Hertzog and her husband Ben have two children, Holden and Hudson.
Carl F. Jaedicke ’73
Nuclear Engineering
Philanthropic Consultant
Carl Jaedicke is a philanthropic consultant, providing consulting services to nonprofits, grant makers and individuals. Prior to this, he worked for 32 years for the Texas A&M Foundation, where he served several roles, including chief development officer for the College of Engineering, vice president for college programs and vice president for principal gifts. He was the first person to hold the position of vice president for principal gifts at the Foundation and was also the first development officer in the College of Engineering.
He served 19 years in this role for four deans and pioneered the college-based fundraising model now used by the Texas A&M Foundation. Jaedicke assisted in the establishment of the Engineering Advisory Council, which first met in fall 1988 and has become a primary source of major gifts for the college.
Prior to entering the development field, Jaedicke was employed by Stone & Webster Engineering Corporation in Boston, Massachusetts, and Consumers Power in Jackson, Michigan. He is also a registered professional engineer.
As a student at Texas A&M he gave tours of the original Zachry Engineering Center on the day it was dedicated March 16, 1972.
He is a recipient of the Distinguished Former Student Award given by the Department of Nuclear Engineering at Texas A&M.
He received his Bachelor of Science degree in nuclear engineering from Texas A&M in 1973 and his Master of Business Administration from Indiana University in 1979.
Jaedicke and his wife Shelby have two children, Elizabeth and Joshua.

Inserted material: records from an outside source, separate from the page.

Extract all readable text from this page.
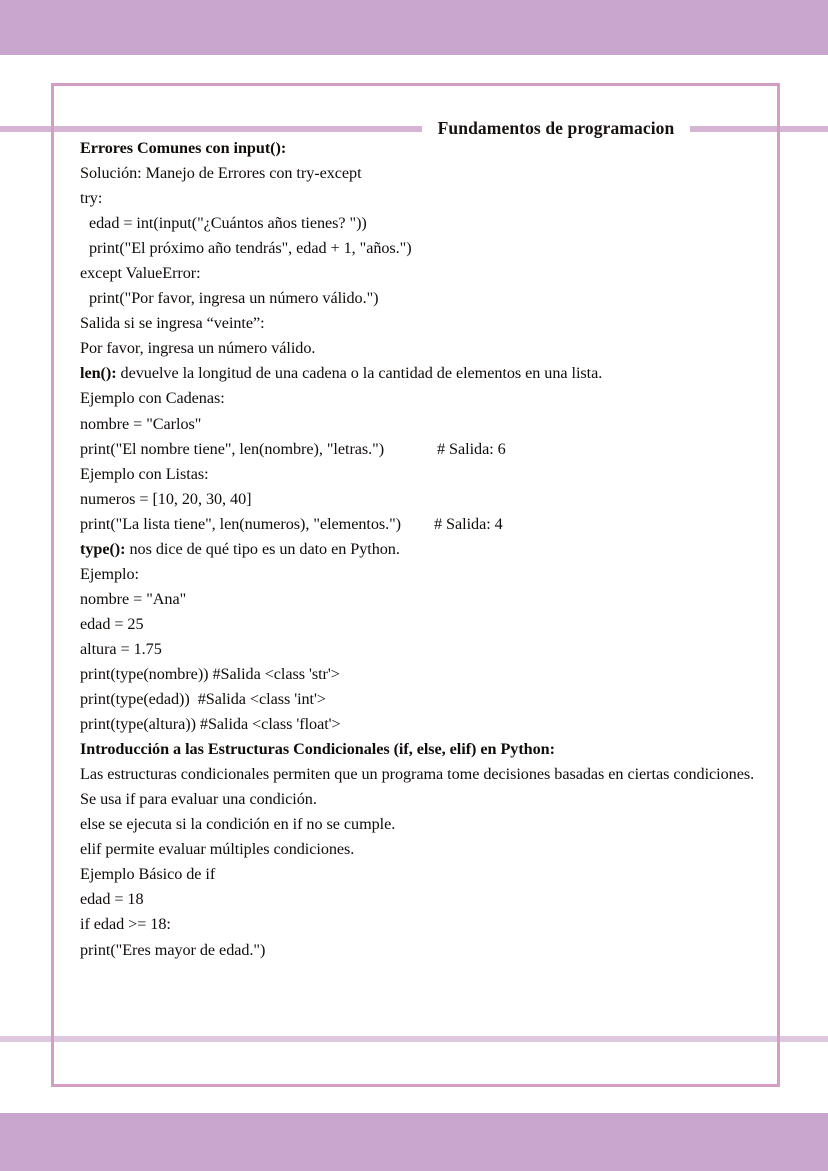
Fundamentos de programacion
Errores Comunes con input():
Solución: Manejo de Errores con try-except
try:
edad = int(input("¿Cuántos años tienes? "))
print("El próximo año tendrás", edad + 1, "años.")
except ValueError:
print("Por favor, ingresa un número válido.")
Salida si se ingresa “veinte”:
Por favor, ingresa un número válido.
len(): devuelve la longitud de una cadena o la cantidad de elementos en una lista.
Ejemplo con Cadenas:
nombre = "Carlos"
print("El nombre tiene", len(nombre), "letras.")	# Salida: 6
Ejemplo con Listas:
numeros = [10, 20, 30, 40]
print("La lista tiene", len(numeros), "elementos.")	# Salida: 4
type(): nos dice de qué tipo es un dato en Python.
Ejemplo:
nombre = "Ana"
edad = 25
altura = 1.75
print(type(nombre)) #Salida <class 'str'>
print(type(edad))  #Salida <class 'int'>
print(type(altura)) #Salida <class 'float'>
Introducción a las Estructuras Condicionales (if, else, elif) en Python:
Las estructuras condicionales permiten que un programa tome decisiones basadas en ciertas condiciones.
Se usa if para evaluar una condición.
else se ejecuta si la condición en if no se cumple.
elif permite evaluar múltiples condiciones.
Ejemplo Básico de if
edad = 18
if edad >= 18:
print("Eres mayor de edad.")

Outstanding Early Professional Achievement Alumni Award
Lieutenant Colonel Aaron Tucker '12,United States Air Force
Aerospace Engineering
Program Manager
Live-Virtual-Constructive Training Network
Air Force Life Cycle Management Center
Lieutenant Colonel Aaron Tucker, United States Air Force, is the program manager for the Live-Virtual-Constructive (LVC) Training Network in the Simulator Program Office of the Air Force Life Cycle Management Center, Wright-Patterson Air Force Base in Ohio. He is responsible for transitioning advanced technology and establishing the Live-Virtual-Constructive Training Network program of record for the U.S. Air Force. LVC provides advanced training for the combat air forces in dense threat environments. He is a member of the Society of Experimental Test Pilots, Associate Fellow of the American Institute of Aeronautics and Astronautics (AIAA), and a member of the AIAA Flight Test Technical Committee.
He has co-authored papers for many publications, including the International Journal of Engineering Modeling & Simulation and the Journal of Systems Engineering.
Tucker is a member of Tau Beta Pi and his awards include the Bronze Star, the Meritorious Service Medal, Air Force Commendation Medal, Aerial Achievement Medal and the 2010 Society of Experimental Test Pilots Herman R. Salmon Technical Publications Award.
He received his Bachelor of Science and Master of Science degrees in aerospace engineering from the University of Southern California in 1997. He earned his doctoral degree in aerospace engineering from Texas A&M in 2012.
Tucker and his wife Michelle have three children, Ashton, Alex and Andrew.
Photo (left to right): Jaedicke, Hertzog, Forster, Tucker, Baker and Graham.